"A FLAME OF LOVE IN EVERY HEART" - A REFLECTION ON POPE LEO'S 'DILEXI TE'
- thehookoffaith
- Oct 18
- 4 min read
By Sean O'Leary

In Dilexi Te (“I Have Loved You”), proclaimed on October 9, 2025, Pope Leo XIV speaks powerfully, kindling in us a fire to love as Christ loves, not with mere sentiment, but with a fierce, quiet courage that seeks the face of God in the poor, the outcast and the forgotten. This apostolic exhortation is no mere document; it is a cry from the desert, calling us to awaken from the slumber of indifference and walk the narrow path of love. Rooted in the Gospel’s summons to love God wholly and our neighbour as ourselves, Dilexi Te unveils a true mystery: to love God is to embrace the broken, for in them Christ dwells, radiant and hidden.
The One Love, Burning in God
“We love because he first loved us” (1 John 4:19). These words, resonant through Dilexi Te, echo in the soul like a bell struck in the night. Our love is not our own; it is a response, a trembling yes to the God who pours Himself out in love unceasing. Yet this love is no abstraction, it is flesh and blood, hunger and tears. To love God is to love the poor, for they are His heart in the world. St. Francis of Assisi, with his joyful poverty, and St. Teresa of Calcutta, whose hands cradled the dying stand as heavenly witnesses, teaching us that a single act of mercy, a shared crust, a moment of presence, is a liturgy of God’s eternal love. In these small gestures, the world is transfigured.

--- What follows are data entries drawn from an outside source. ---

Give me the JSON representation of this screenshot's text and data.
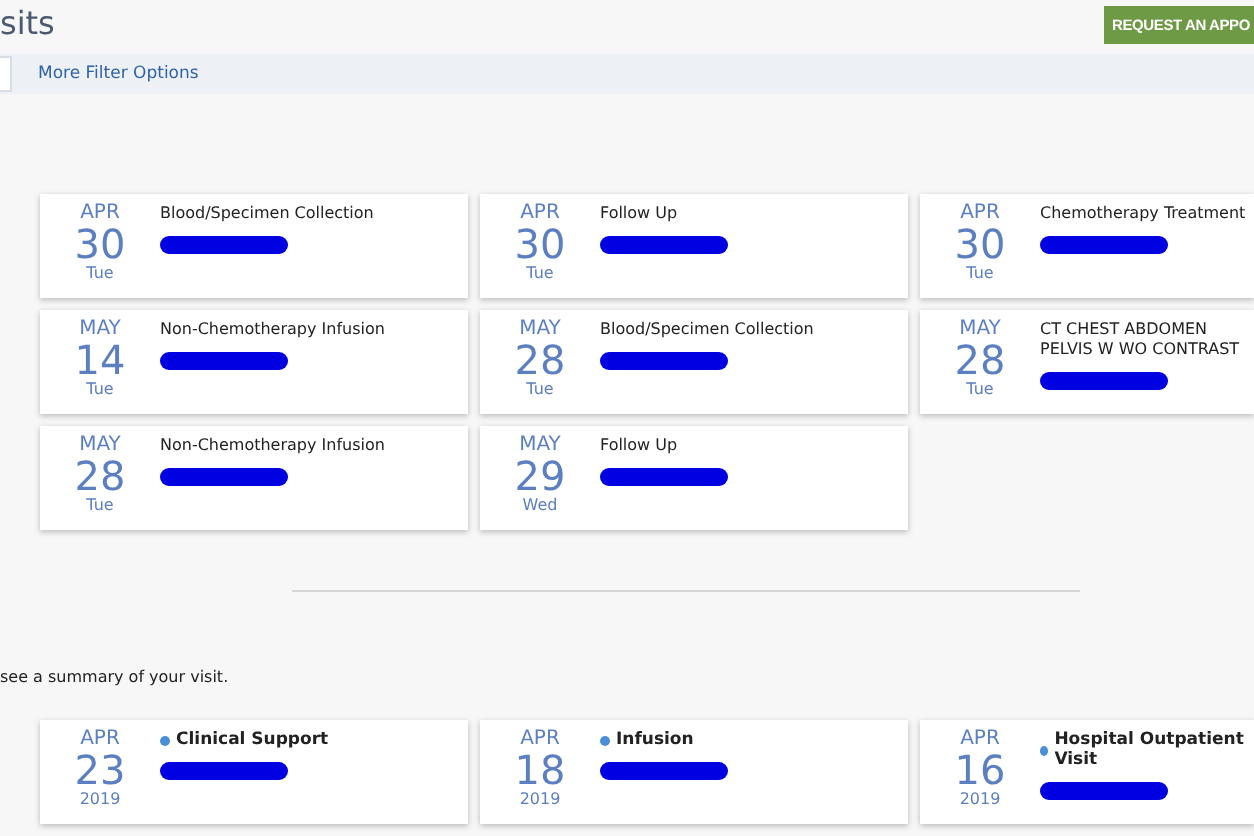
{
  "header": {
    "title": "sits",
    "request_button": "REQUEST AN APPO"
  },
  "filter_bar": {
    "link": "More Filter Options"
  },
  "upcoming": [
    {
      "month": "APR",
      "day": "30",
      "weekday": "Tue",
      "title": "Blood/Specimen Collection"
    },
    {
      "month": "APR",
      "day": "30",
      "weekday": "Tue",
      "title": "Follow Up"
    },
    {
      "month": "APR",
      "day": "30",
      "weekday": "Tue",
      "title": "Chemotherapy Treatment"
    },
    {
      "month": "MAY",
      "day": "14",
      "weekday": "Tue",
      "title": "Non-Chemotherapy Infusion"
    },
    {
      "month": "MAY",
      "day": "28",
      "weekday": "Tue",
      "title": "Blood/Specimen Collection"
    },
    {
      "month": "MAY",
      "day": "28",
      "weekday": "Tue",
      "title": "CT CHEST ABDOMEN PELVIS W WO CONTRAST"
    },
    {
      "month": "MAY",
      "day": "28",
      "weekday": "Tue",
      "title": "Non-Chemotherapy Infusion"
    },
    {
      "month": "MAY",
      "day": "29",
      "weekday": "Wed",
      "title": "Follow Up"
    }
  ],
  "past_note": "see a summary of your visit.",
  "past": [
    {
      "month": "APR",
      "day": "23",
      "year": "2019",
      "title": "Clinical Support",
      "color": "#4a90d9"
    },
    {
      "month": "APR",
      "day": "18",
      "year": "2019",
      "title": "Infusion",
      "color": "#4a90d9"
    },
    {
      "month": "APR",
      "day": "16",
      "year": "2019",
      "title": "Hospital Outpatient Visit",
      "color": "#4a90d9"
    }
  ]
}
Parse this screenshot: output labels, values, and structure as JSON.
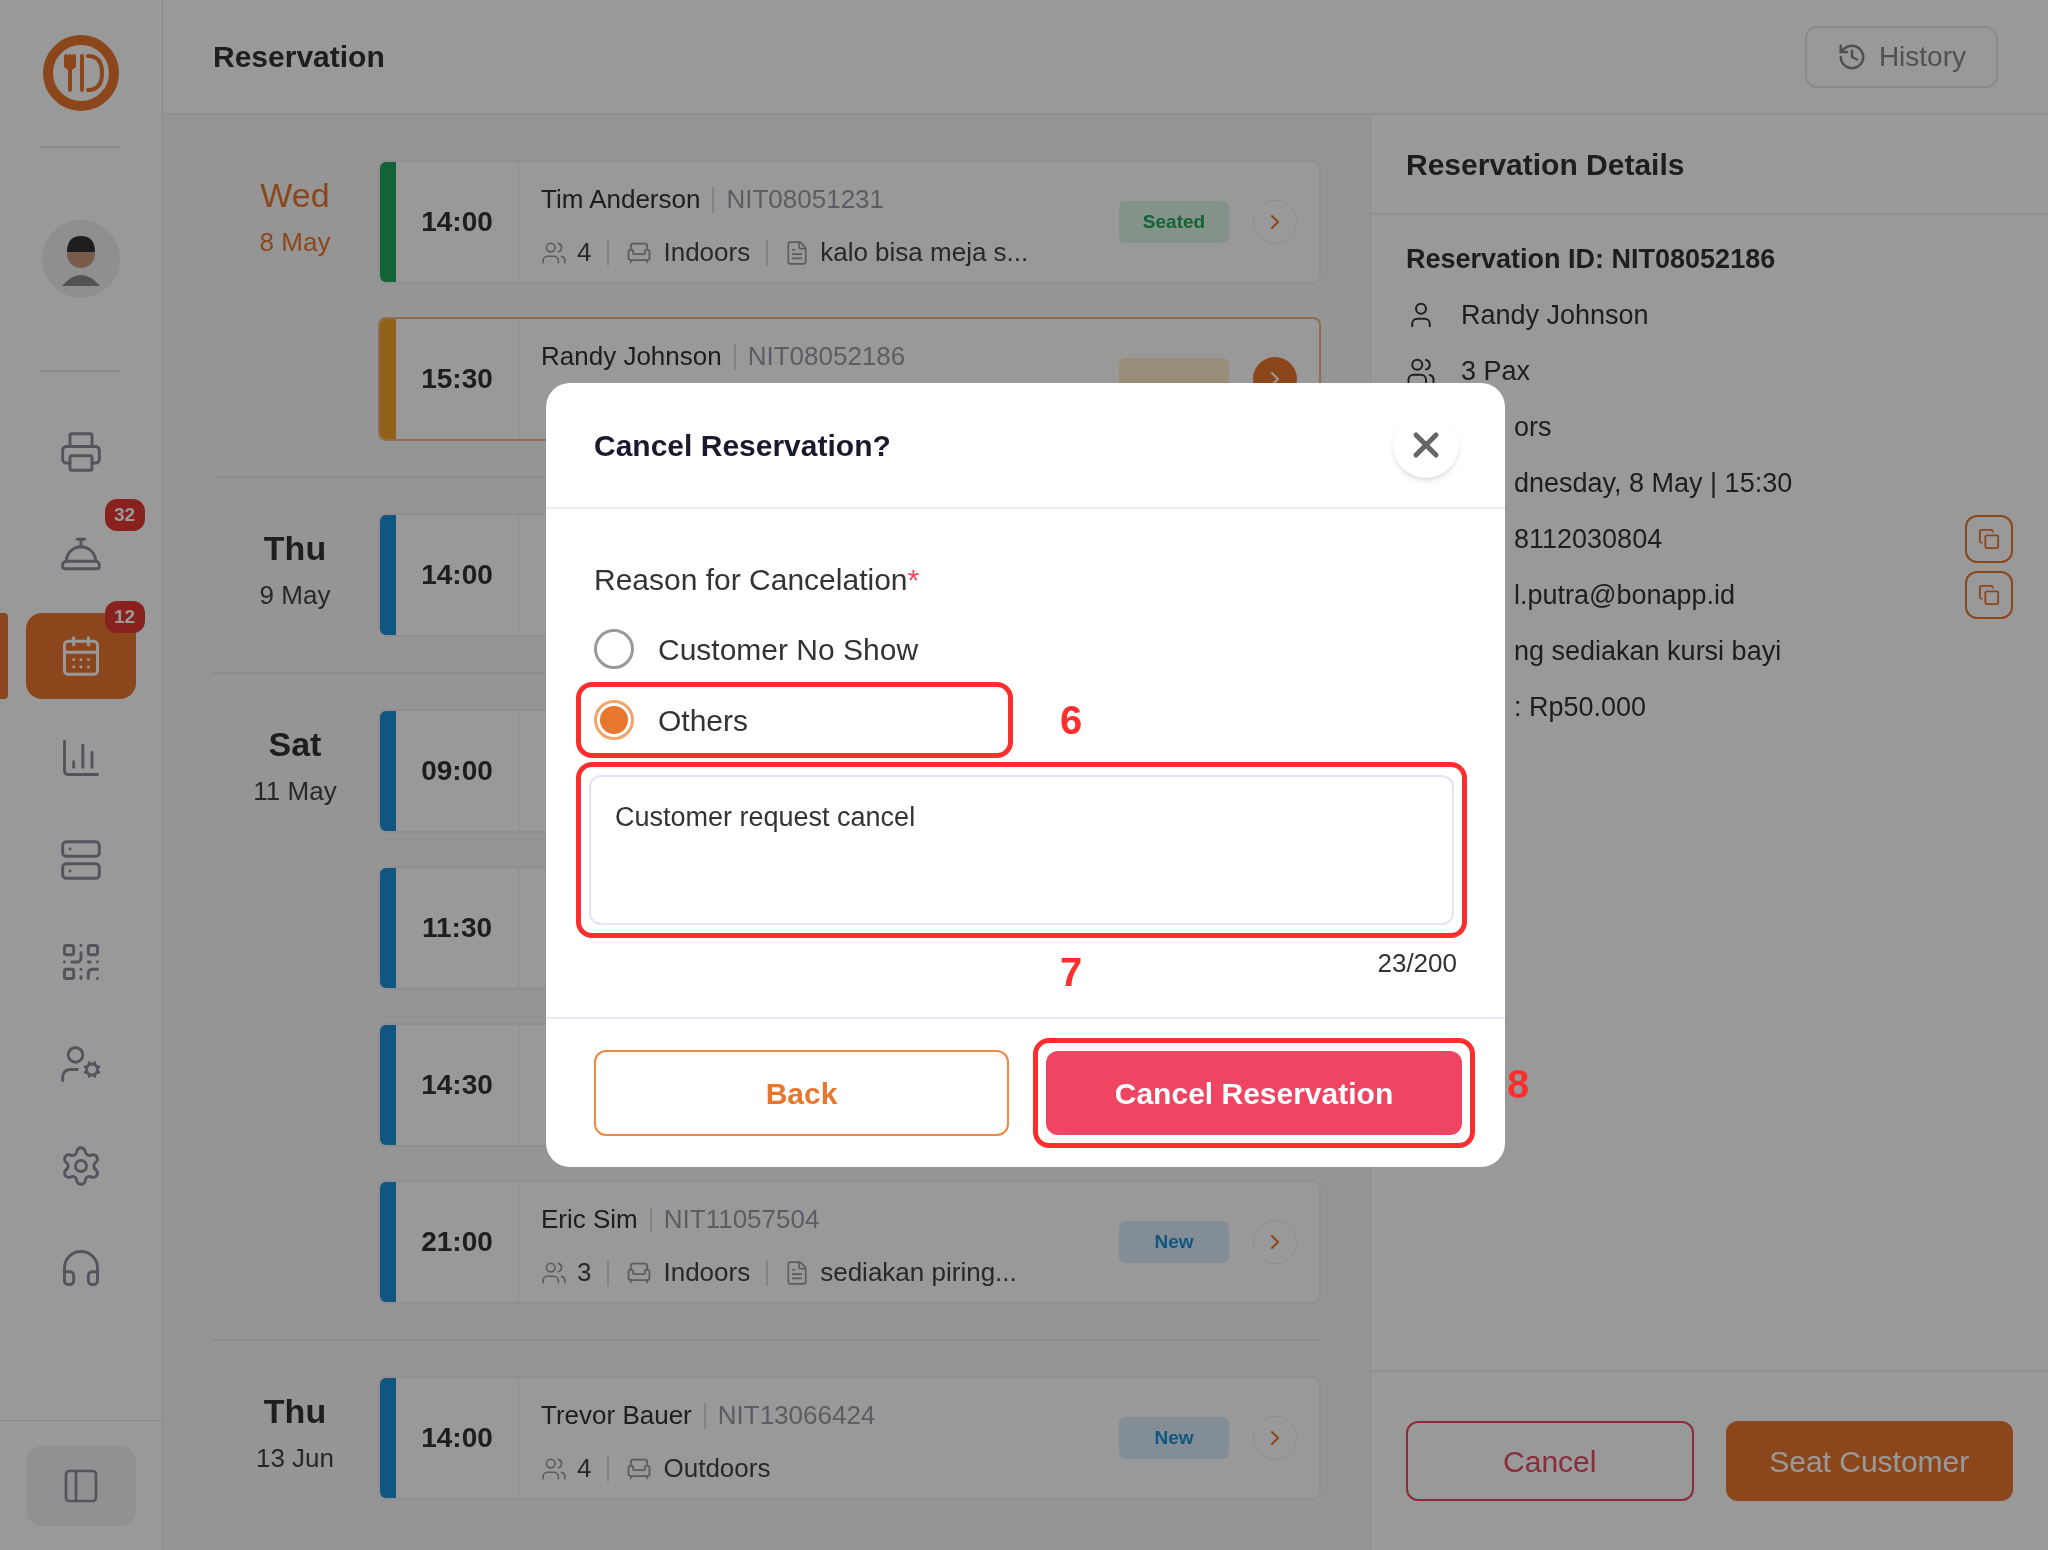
{
  "header": {
    "title": "Reservation",
    "history_button": "History"
  },
  "sidebar": {
    "items": [
      {
        "selected": false
      },
      {
        "badge": "32",
        "selected": false
      },
      {
        "badge": "12",
        "selected": true
      },
      {
        "selected": false
      },
      {
        "selected": false
      },
      {
        "selected": false
      },
      {
        "selected": false
      },
      {
        "selected": false
      },
      {
        "selected": false
      }
    ]
  },
  "days": [
    {
      "weekday": "Wed",
      "date": "8 May",
      "selected": true,
      "reservations": [
        {
          "time": "14:00",
          "kind": "seated",
          "selected": false,
          "name": "Tim Anderson",
          "id": "NIT08051231",
          "guests": "4",
          "seating": "Indoors",
          "note": "kalo bisa meja s...",
          "badge": "Seated"
        },
        {
          "time": "15:30",
          "kind": "accepted",
          "selected": true,
          "name": "Randy Johnson",
          "id": "NIT08052186"
        }
      ]
    },
    {
      "weekday": "Thu",
      "date": "9 May",
      "selected": false,
      "reservations": [
        {
          "time": "14:00",
          "kind": "new",
          "selected": false
        }
      ]
    },
    {
      "weekday": "Sat",
      "date": "11 May",
      "selected": false,
      "reservations": [
        {
          "time": "09:00",
          "kind": "new",
          "selected": false
        },
        {
          "time": "11:30",
          "kind": "new",
          "selected": false
        },
        {
          "time": "14:30",
          "kind": "new",
          "selected": false
        },
        {
          "time": "21:00",
          "kind": "new",
          "selected": false,
          "name": "Eric Sim",
          "id": "NIT11057504",
          "guests": "3",
          "seating": "Indoors",
          "note": "sediakan piring...",
          "badge": "New"
        }
      ]
    },
    {
      "weekday": "Thu",
      "date": "13 Jun",
      "selected": false,
      "reservations": [
        {
          "time": "14:00",
          "kind": "new",
          "selected": false,
          "name": "Trevor Bauer",
          "id": "NIT13066424",
          "guests": "4",
          "seating": "Outdoors",
          "badge": "New"
        }
      ]
    }
  ],
  "details": {
    "title": "Reservation Details",
    "reservation_id": "Reservation ID: NIT08052186",
    "rows": [
      {
        "kind": "person",
        "text": "Randy Johnson",
        "copy": false
      },
      {
        "kind": "guests",
        "text": "3 Pax",
        "copy": false
      },
      {
        "kind": "cut",
        "text": "ors",
        "copy": false
      },
      {
        "kind": "cut",
        "text": "dnesday, 8 May | 15:30",
        "copy": false
      },
      {
        "kind": "cut",
        "text": "8112030804",
        "copy": true
      },
      {
        "kind": "cut",
        "text": "l.putra@bonapp.id",
        "copy": true
      },
      {
        "kind": "cut",
        "text": "ng sediakan kursi bayi",
        "copy": false
      },
      {
        "kind": "cut",
        "text": ": Rp50.000",
        "copy": false
      }
    ],
    "cancel_button": "Cancel",
    "seat_button": "Seat Customer"
  },
  "modal": {
    "title": "Cancel Reservation?",
    "label": "Reason for Cancelation",
    "required_mark": "*",
    "options": [
      {
        "label": "Customer No Show",
        "selected": false
      },
      {
        "label": "Others",
        "selected": true,
        "callout": "6"
      }
    ],
    "reason": {
      "value": "Customer request cancel",
      "callout": "7"
    },
    "counter": "23/200",
    "back_button": "Back",
    "confirm_button": {
      "label": "Cancel Reservation",
      "callout": "8"
    }
  }
}
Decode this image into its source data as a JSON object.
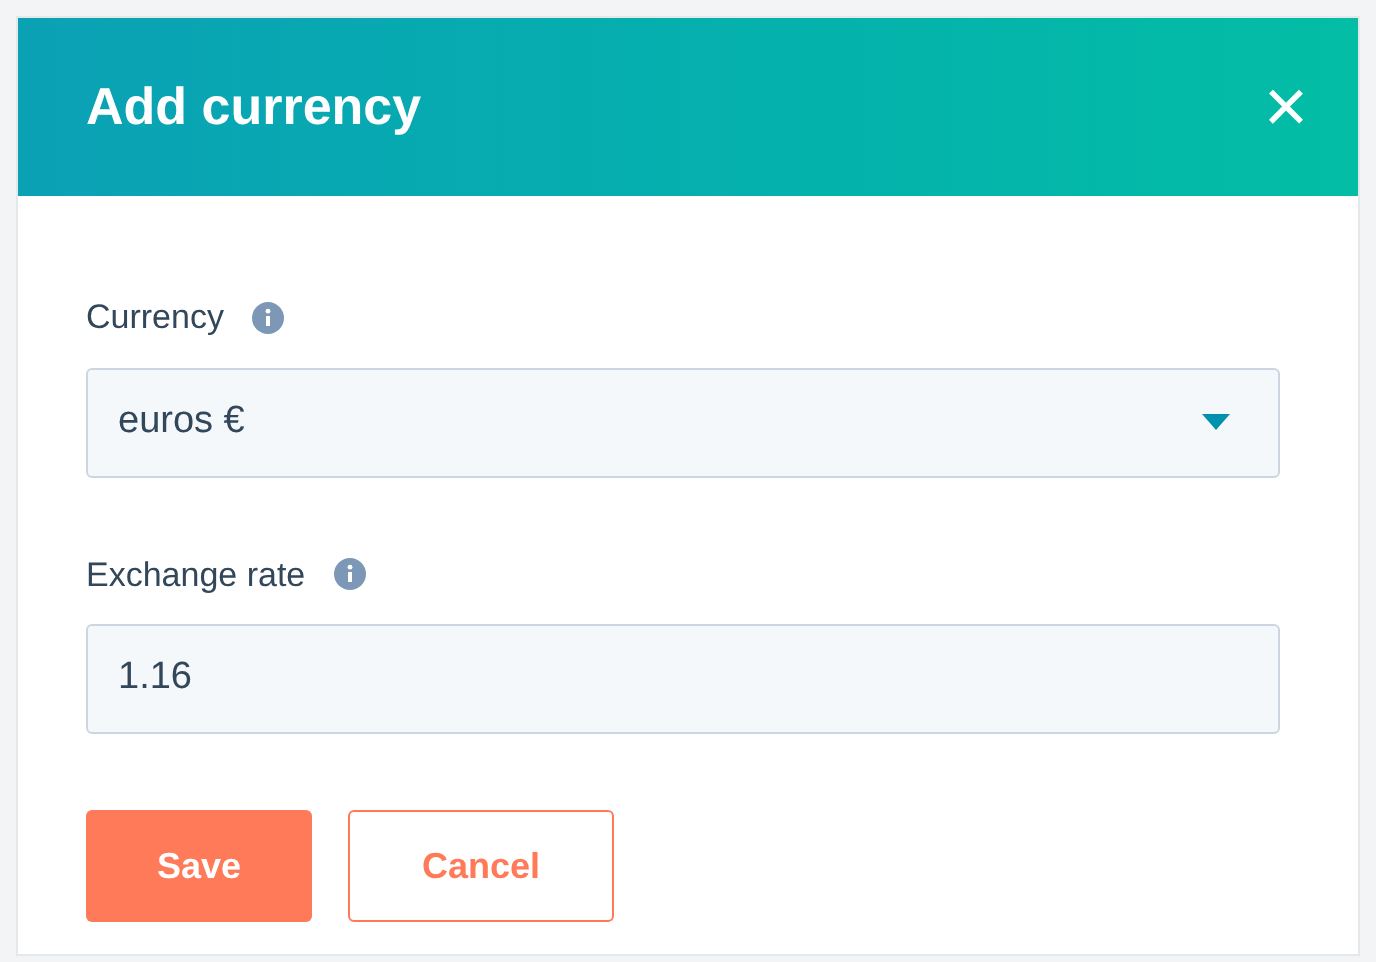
{
  "dialog": {
    "title": "Add currency",
    "close": "×"
  },
  "fields": [
    {
      "kind": "select",
      "label": "Currency",
      "value": "euros €"
    },
    {
      "kind": "input",
      "label": "Exchange rate",
      "value": "1.16"
    }
  ],
  "buttons": [
    {
      "kind": "primary",
      "label": "Save"
    },
    {
      "kind": "secondary",
      "label": "Cancel"
    }
  ]
}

The Poor: Icons of the Hidden Christ
In a world drunk on wealth, Dilexi Te dares to call the poor the true treasure of the Church. They are not problems to be solved but icons of Christ, radiant in their wounds. The Pope’s voice, like a prophet’s, bids us turn from the idols of possession and see God in the faces of the hungry and displaced. This seeing demands a stripping of the heart, a letting go of our clinging to comfort, our complicity in systems that crush the lowly. Are we ready to be poor in spirit, to let our parishes become refuges where love is born anew? To serve the poor is to touch the hem of Christ’s garment, to become the Church He longs for, a communion of hearts on fire.
The Cry Against Injustice
With a clarity that pierces the soul, Dilexi Te names the sin that binds the world: an economy of death, where profit eclipses dignity. The Pope calls us to stand with the exploited, to raise our voices against the theft of wages and the wounding of the earth. This is not playing at politics; it is the Gospel’s demand to shatter the chains of selfishness with love’s fierce mercy. To walk with the oppressed is to walk toward the Kingdom, where the last are first, where hope blooms in the ashes of despair. In this solidarity, we glimpse the face of God, who is Himself the Poor One.
The Poor as Our Guides
In a revelation that humbles the heart, Dilexi Te unveils the poor as our teachers. Their faith, born of suffering, their joy, carved from want, their hope, defiant of despair; these are the wisdom of God. They are not objects of our pity but prophets of the Spirit, drawing us into the mystery of trust. Walking with them, we shed the masks of superiority and learn to serve as brothers and sisters. The poor preach Christ to us, not in words, but in the silent sermon of their lives. To listen to them is to hear the voice of God whispering in the wilderness of our hearts.
The Beauty of God in Every Face
Dilexi Te invites us to a contemplation that transforms: to see in every suffering soul the beauty of God’s image. Charity becomes communion, duty becomes love. The Pope calls us to a culture of encounter, where we cross the borders of fear and prejudice to meet the marginalized as friends. In their eyes, we see Christ; in their wounds, we touch His cross. This is the joy of love’s surrender, a discovery that we are all poor, all beloved, all bound in the mystery of God’s heart.
A Love That Knows No Bounds
Christian love is a flame that leaps beyond every barrier. In a world torn by division, the Pope’s call to embrace the stranger and to forgive the enemy, is a song of hope rising from the ruins. Entrusting this mission to Mary, Mother of the Poor, he prays that the Church may become a beacon of God’s mercy, guiding the world to healing and unity. Love is our vocation, our way home to the God who waits for us in every human heart.
A Call to Awaken
God summons each one of us to leave the safety of our solitude and comfort to enter the fire of love. Let us listen to the poor with hearts unveiled, serve with hands emptied of pride, and work for justice with the courage of the saints. Every act of love, be it a cup of water, a word of kindness or a quiet presence in a time of need is a seed of God’s Kingdom. May we, stirred by this exhortation, become flames of Christ’s love, burning brightly, sacrificially, joyfully, until the whole world knows it is held in the embrace of our loving God.